Mário Lago foi um errante romântico, perambulou com elegância por distintas áreas, cheio de perspicácia, tantas vezes com tamanha discrição, que muitos de nós nem desconfiamos que ele compôs músicas que estão no imaginário popular. Foi radialista também, justamente num tempo em que o rádio era o grande meio de comunicação. Ser do rádio era como atingir em cheio a mente e o coração do ouvinte, que colava a orelha mais aguçada para não perder nenhuma palavra.
O Mário era torcedor do Fluminense. Não sei se já falei como me refiro aos tricolores. Pois bem, há muito tempo conto a mesma piadinha, talvez sem graça. Mas vamos lá. Quando você pergunta qual é o seu time para um botafoguense, um vascaíno ou um flamenguista, as respostas são, respectivamente: “Sou Fogão!!!”, “Sou Vascão!!!”, “Sou Mengão!!!” Todavia, o tricolor responderá: “Ah, eu gosto do Fluminense”.
Não há exclamação, pois até nisso o torcedor do tricolor carioca se distingue dos demais, pela elegância, pela discrição, pelo modo Mário Lago de ser. Ele não precisa gritar aos quatro cantos para tentar convencer quem quer que seja da sua paixão pelo clube das Laranjeiras. Ele simplesmente é. Por isso, creio que o Mário Lago se sentiria deslocado do resto da torcida, caso optasse por qualquer um dos outros três grandes cariocas.
Essa aparente falta de euforia nem de longe significa ausência de amor. Ah, amor é o que o Mário sempre demonstrou pelo que fazia, seja na música, seja no rádio, seja no teatro, seja na televisão, seja em qualquer momento da sua vida. Foi preso sete vezes. Sete! Preso político! “Ah, mas era um criminoso, pois estava descumprindo a lei”, alguns poderiam supor.
Pois é, estava mesmo. Todavia, isso demonstra mais uma faceta do Mário: a coragem. Sim, a coragem. Mas não aquela coragem que aparentemente o covarde ganha quando está entre vários amigos contra um só adversário. Não. A coragem do Mário era diferente, pois ele lutava contra ditaduras.
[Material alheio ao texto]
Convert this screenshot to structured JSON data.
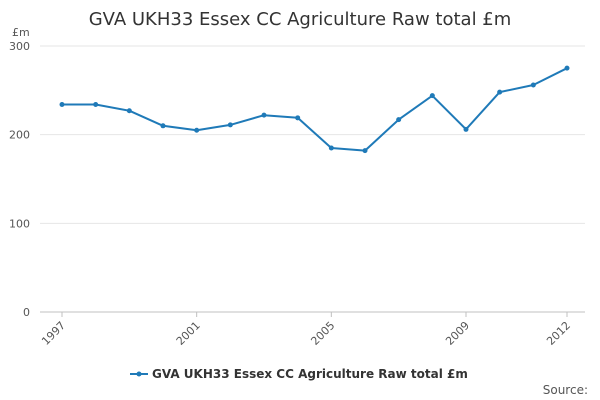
{
  "chart_data": {
    "type": "line",
    "title": "GVA UKH33 Essex CC Agriculture Raw total £m",
    "ylabel": "£m",
    "xlabel": "",
    "x": [
      1997,
      1998,
      1999,
      2000,
      2001,
      2002,
      2003,
      2004,
      2005,
      2006,
      2007,
      2008,
      2009,
      2010,
      2011,
      2012
    ],
    "x_tick_labels": [
      "1997",
      "2001",
      "2005",
      "2009",
      "2012"
    ],
    "y_tick_labels": [
      "0",
      "100",
      "200",
      "300"
    ],
    "ylim": [
      0,
      300
    ],
    "grid": true,
    "legend_position": "bottom",
    "series": [
      {
        "name": "GVA UKH33 Essex CC Agriculture Raw total £m",
        "color": "#1f7ab8",
        "values": [
          234,
          234,
          227,
          210,
          205,
          211,
          222,
          219,
          185,
          182,
          217,
          244,
          206,
          248,
          256,
          275
        ]
      }
    ],
    "source_label": "Source:"
  }
}
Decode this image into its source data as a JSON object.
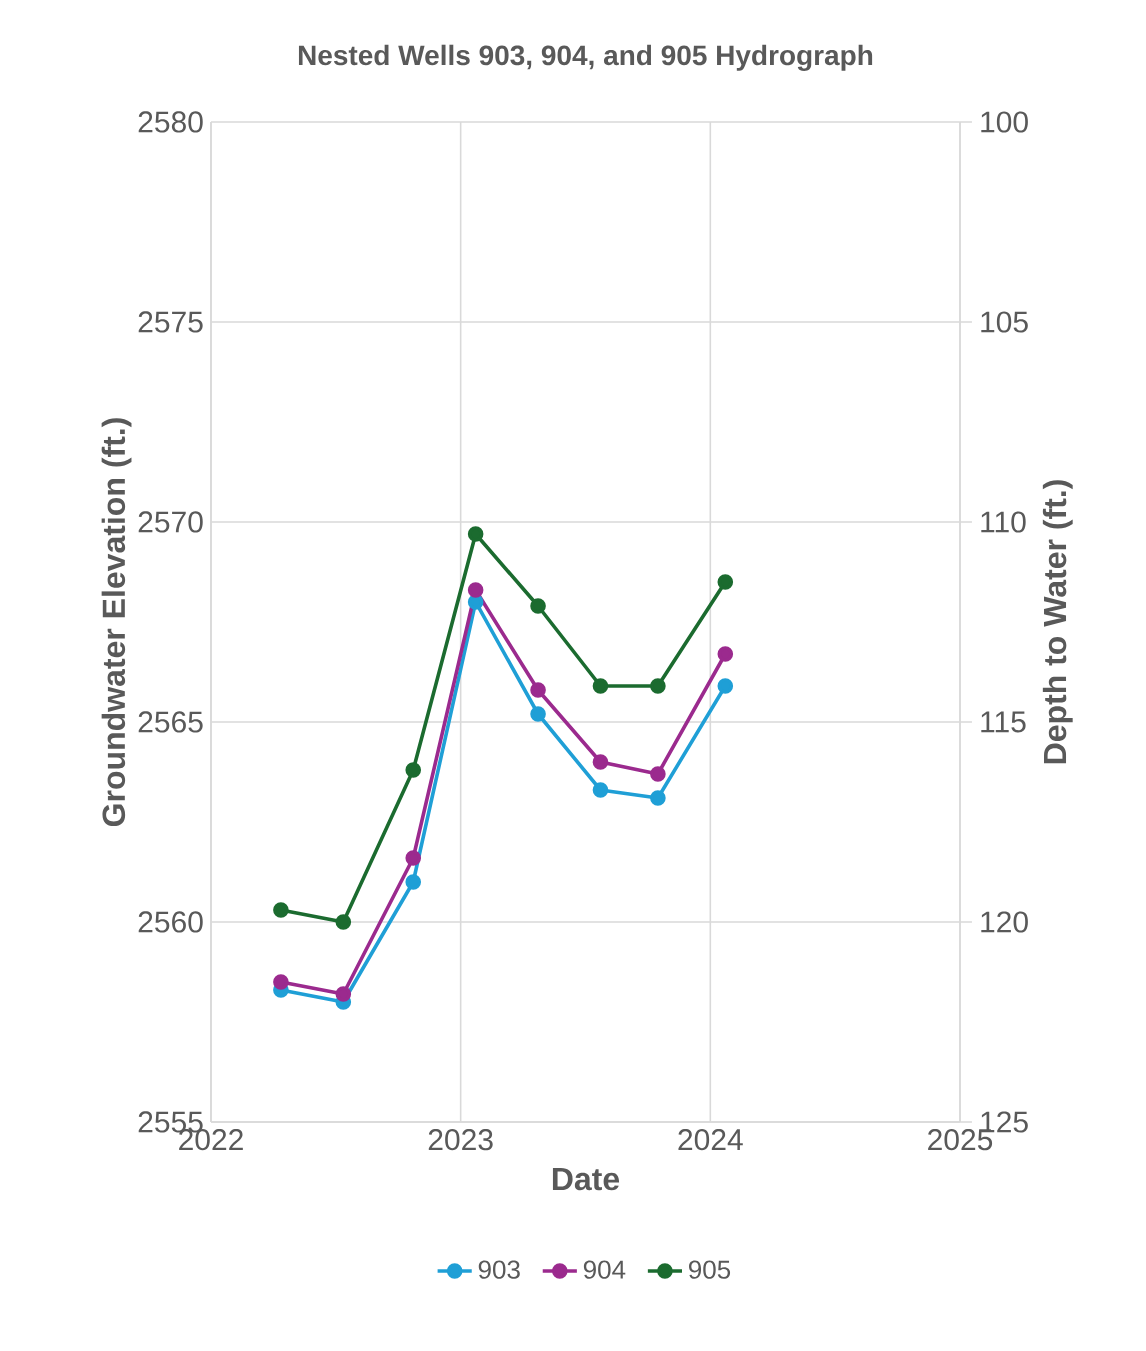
{
  "chart_data": {
    "type": "line",
    "title": "Nested Wells 903, 904, and 905 Hydrograph",
    "xlabel": "Date",
    "ylabel": "Groundwater Elevation (ft.)",
    "y2label": "Depth to Water (ft.)",
    "x": [
      2022.28,
      2022.53,
      2022.81,
      2023.06,
      2023.31,
      2023.56,
      2023.79,
      2024.06
    ],
    "series": [
      {
        "name": "903",
        "color": "#1f9fd6",
        "values": [
          2558.3,
          2558.0,
          2561.0,
          2568.0,
          2565.2,
          2563.3,
          2563.1,
          2565.9
        ]
      },
      {
        "name": "904",
        "color": "#9b2a8e",
        "values": [
          2558.5,
          2558.2,
          2561.6,
          2568.3,
          2565.8,
          2564.0,
          2563.7,
          2566.7
        ]
      },
      {
        "name": "905",
        "color": "#1b6b2f",
        "values": [
          2560.3,
          2560.0,
          2563.8,
          2569.7,
          2567.9,
          2565.9,
          2565.9,
          2568.5
        ]
      }
    ],
    "xlim": [
      2022,
      2025
    ],
    "xticks": [
      2022,
      2023,
      2024,
      2025
    ],
    "ylim": [
      2555,
      2580
    ],
    "yticks": [
      2555,
      2560,
      2565,
      2570,
      2575,
      2580
    ],
    "y2lim": [
      125,
      100
    ],
    "y2ticks": [
      100,
      105,
      110,
      115,
      120,
      125
    ],
    "grid": true,
    "legend": "bottom",
    "marker": "circle",
    "line_style": "solid"
  }
}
Foi assim contra o Estado Novo, foi assim contra a Ditadura Militar.
Se o Mário fosse jogador de futebol, com certeza seria o Didi. Sim, o Didi de 1958. Quando a Suécia abriu o placar na final, o Didi correu até o gol, pegou a bola, a colocou debaixo do braço e foi caminhando tranquilamente para o meio de campo, enquanto outros jogadores, entre os quais Zagallo, reclamavam para que ele corresse, pois os suecos estavam em vantagem. Inabalável, o Didi continuou impávido. O Mário e o Didi talvez fossem gêmeos de espírito, ambos serenos, ambos destemidos sem precisar levantar a voz. Nada dessas bobagens de gritos de guerra. Pois é, nesses tempos sombrios em que o fascismo surgiu com força, o Brasil, mais do que nunca, precisa de mais Mários Lagos.